A suspension would not carry any sanctions against Venezuela but would sideline its government from bloc meetings and trade negotiations, the Brazilian officials said.
Businesses in Brazil have complained that Venezuela's membership since 2012 has caused the delay of key trade and regulatory decisions.
Venezuela staying put
The government of President Nicolas Maduro has said it will not leave Mercosur. It condemned what it described as a campaign by right-leaning Brazil, Argentina and Paraguay to expel it from the group.
Venezuelan Foreign Minister Delcy Rodriguez said on Thursday that Venezuela had called on member countries to activate a mechanism for "resolution of disputes."

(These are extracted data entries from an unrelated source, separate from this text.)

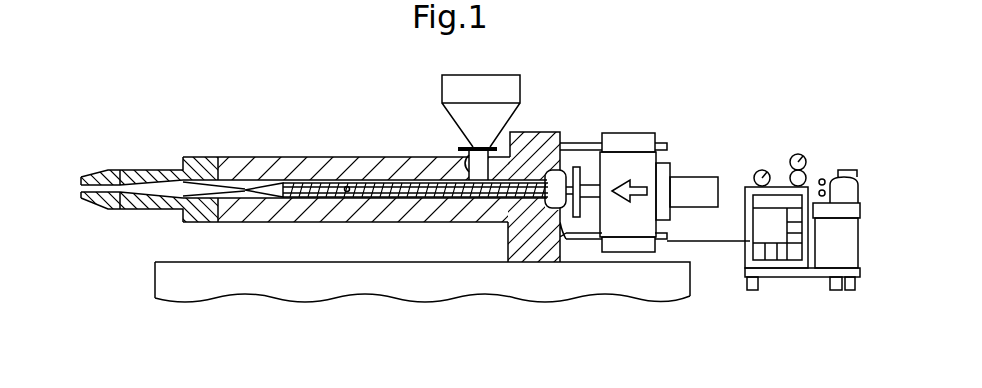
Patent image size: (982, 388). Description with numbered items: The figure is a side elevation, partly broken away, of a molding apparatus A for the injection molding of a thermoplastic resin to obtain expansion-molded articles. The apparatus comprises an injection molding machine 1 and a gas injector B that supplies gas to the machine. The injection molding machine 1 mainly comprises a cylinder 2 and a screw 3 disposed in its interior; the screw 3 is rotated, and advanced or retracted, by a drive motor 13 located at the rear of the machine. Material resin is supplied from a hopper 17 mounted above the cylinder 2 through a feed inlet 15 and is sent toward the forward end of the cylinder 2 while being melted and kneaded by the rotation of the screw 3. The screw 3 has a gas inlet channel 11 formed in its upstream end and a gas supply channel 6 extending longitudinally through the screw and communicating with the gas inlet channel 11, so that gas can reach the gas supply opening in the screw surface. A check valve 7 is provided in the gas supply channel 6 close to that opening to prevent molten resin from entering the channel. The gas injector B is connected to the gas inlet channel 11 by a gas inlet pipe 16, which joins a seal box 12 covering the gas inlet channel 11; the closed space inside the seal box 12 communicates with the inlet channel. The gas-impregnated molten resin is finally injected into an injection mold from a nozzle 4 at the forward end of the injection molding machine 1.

The injection molding machine 1 is at (297, 168).
The cylinder 2 is at (248, 217).
The screw 3 is at (407, 197).
The nozzle 4 is at (78, 177).
The gas supply channel 6 is at (390, 194).
The check valve 7 is at (347, 193).
The gas inlet channel 11 is at (540, 200).
The seal box 12 is at (558, 182).
The drive motor 13 is at (633, 135).
The feed inlet 15 is at (468, 156).
The gas inlet pipe 16 is at (720, 241).
The hopper 17 is at (452, 88).
The molding apparatus A is at (222, 116).
The gas injector B is at (795, 277).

In August, the presidents of Brazil, Argentina and Paraguay met to discuss suspending Venezuela from Mercosur - with doubts expressed that the Maduro government was complying with the union's requirements for full membership, especially in relation to human rights.
Last month, Uruguayan president Tabare Vazquez warned that Venezuela would lose its right to vote in Mercosur from December if it did not ratify the bloc's regional agreements. "The four founding members of Mercosur agreed a couple of months ago to give Venezuela until December 2 for it to incorporate the agreements it signed in Mercosur."
Shortly before Vazquez spoke, Paraguayan Foreign Minister Eladio Loizaga had said that from December, Venezuela would be suspended and "without a voice" in Mercosur and that it would continue thus until it ratified the commitments it had to fulfill as an "associate state" of the group.